Un porte-parole du laboratoire n’a eu aucune information supplémentaire quant à savoir si des changements seraient apportés aux programmes ou aux effectifs du laboratoire.

Bill Ritter, un démocrate qui a été gouverneur du Colorado de 2007 à 2011, a déclaré qu’il était raisonnable de supposer que le changement de nom signalait que le gouvernement fédéral abandonnait le statut du laboratoire en tant que leader mondial dans la recherche énergétique.

« C’est un centre de recherche emblématique », a-t-il déclaré.

Soulignant ce point, il a rappelé un voyage en Israël alors qu’il était gouverneur.

« Le directeur de leur laboratoire d’énergies renouvelables a dit : ‘Je n’ai rien à vous dire, parce que vous venez de l’endroit qui possède le meilleur laboratoire d’énergies renouvelables au monde' », a déclaré Ritter.

Après avoir quitté ses fonctions, il a fondé le Centre pour la nouvelle économie énergétique de l’Université d’État du Colorado, spécialisé dans la recherche sur les politiques énergétiques, et est aujourd’hui consultant en affaires et en politiques énergétiques.

Fort de cette expérience, il estime que tout ce que fait l’administration Trump pour détourner le laboratoire de sa mission est préjudiciable à la capacité des États-Unis à rester un acteur majeur de l’économie énergétique dans un avenir proche.

« Nous ne serons plus compétitifs dans la recherche sur les énergies renouvelables avec la Chine, l’Inde ou d’autres pays qui se dirigent encore très rapidement vers la transition vers les énergies renouvelables », a-t-il déclaré.

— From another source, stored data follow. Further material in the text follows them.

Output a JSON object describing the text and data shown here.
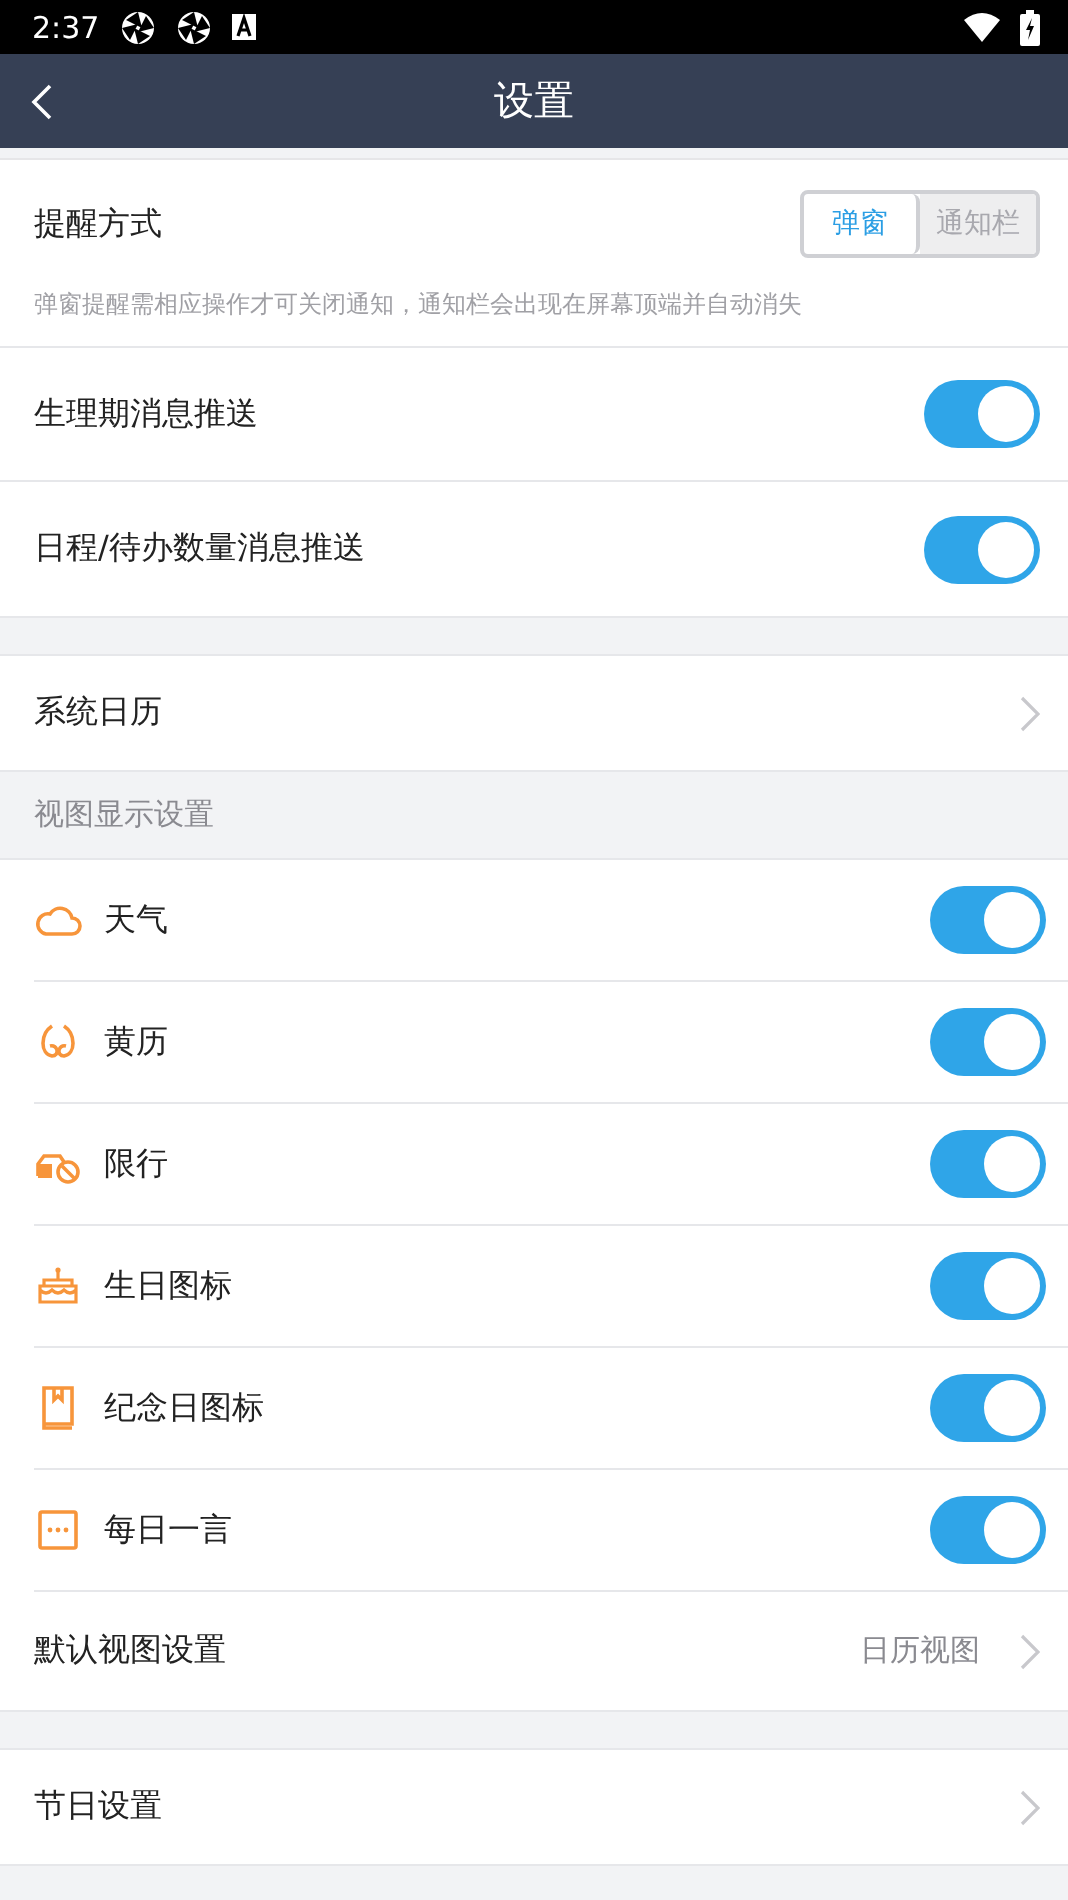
{
  "status_bar": {
    "time": "2:37"
  },
  "header": {
    "title": "设置"
  },
  "reminder": {
    "label": "提醒方式",
    "options": [
      {
        "label": "弹窗",
        "selected": true
      },
      {
        "label": "通知栏",
        "selected": false
      }
    ],
    "hint": "弹窗提醒需相应操作才可关闭通知，通知栏会出现在屏幕顶端并自动消失"
  },
  "push_settings": [
    {
      "label": "生理期消息推送",
      "on": true
    },
    {
      "label": "日程/待办数量消息推送",
      "on": true
    }
  ],
  "system_calendar": {
    "label": "系统日历"
  },
  "view_section": {
    "title": "视图显示设置",
    "items": [
      {
        "label": "天气",
        "on": true
      },
      {
        "label": "黄历",
        "on": true
      },
      {
        "label": "限行",
        "on": true
      },
      {
        "label": "生日图标",
        "on": true
      },
      {
        "label": "纪念日图标",
        "on": true
      },
      {
        "label": "每日一言",
        "on": true
      }
    ]
  },
  "default_view": {
    "label": "默认视图设置",
    "value": "日历视图"
  },
  "holiday_settings": {
    "label": "节日设置"
  }
}
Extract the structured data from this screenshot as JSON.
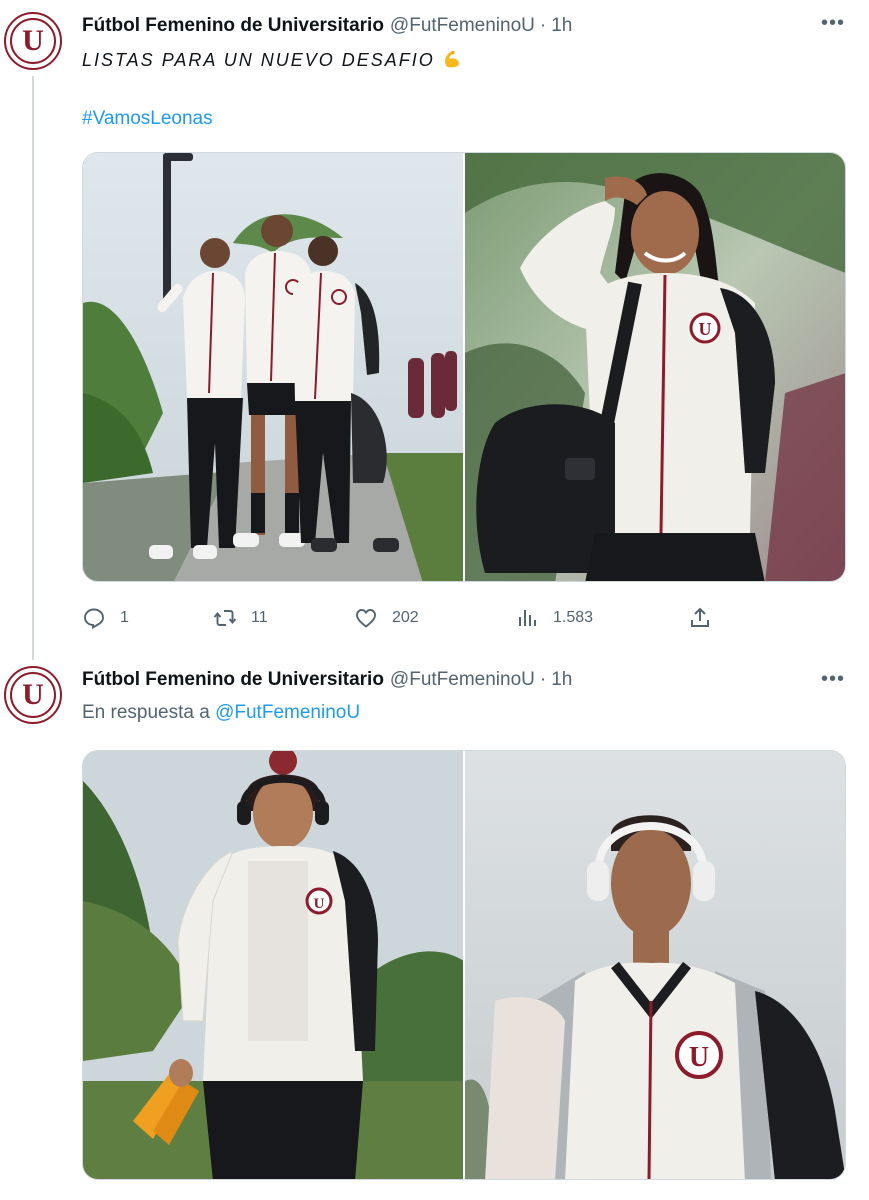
{
  "tweets": [
    {
      "display_name": "Fútbol Femenino de Universitario",
      "handle": "@FutFemeninoU",
      "separator": "·",
      "time": "1h",
      "more": "•••",
      "avatar_letter": "U",
      "text": "LISTAS PARA UN NUEVO DESAFIO",
      "emoji": "flexed-biceps-icon",
      "hashtag": "#VamosLeonas",
      "photos": [
        "photo-three-players-walking",
        "photo-player-saluting"
      ],
      "metrics": {
        "replies": "1",
        "retweets": "11",
        "likes": "202",
        "views": "1.583"
      }
    },
    {
      "display_name": "Fútbol Femenino de Universitario",
      "handle": "@FutFemeninoU",
      "separator": "·",
      "time": "1h",
      "more": "•••",
      "avatar_letter": "U",
      "reply_prefix": "En respuesta a",
      "reply_to": "@FutFemeninoU",
      "photos": [
        "photo-player-headphones-boots",
        "photo-player-white-headphones"
      ]
    }
  ],
  "icons": {
    "reply": "reply-icon",
    "retweet": "retweet-icon",
    "like": "heart-icon",
    "views": "views-icon",
    "share": "share-icon"
  },
  "colors": {
    "club_maroon": "#8c1c2b",
    "link_blue": "#1d9bf0",
    "muted": "#536471"
  }
}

Les personnes ayant des liens étroits avec le laboratoire n’ont pas été surprises par le changement de nom, compte tenu des objectifs plus larges de l’administration.

« Au début du DOGE, les gens chuchotaient au sujet d’un changement de nom pour éviter la colère des MAGA », a déclaré Matt Henry, un spécialiste des sciences sociales basé au Montana qui a travaillé au laboratoire de février 2024 à août 2025, dans un article sur Bluesky. « Cela m’a énervé de donner la priorité à la préservation de l’institution au détriment de sa mission (affichée) ? Tellement décevant. »

Il faisait référence au ministère de l’Efficacité gouvernementale d’Elon Musk, qui cherchait à réduire les dépenses fédérales au cours des premiers mois de l’administration Trump. Le terme MAGA fait référence au slogan et au mouvement « Make America Great Again » de Trump.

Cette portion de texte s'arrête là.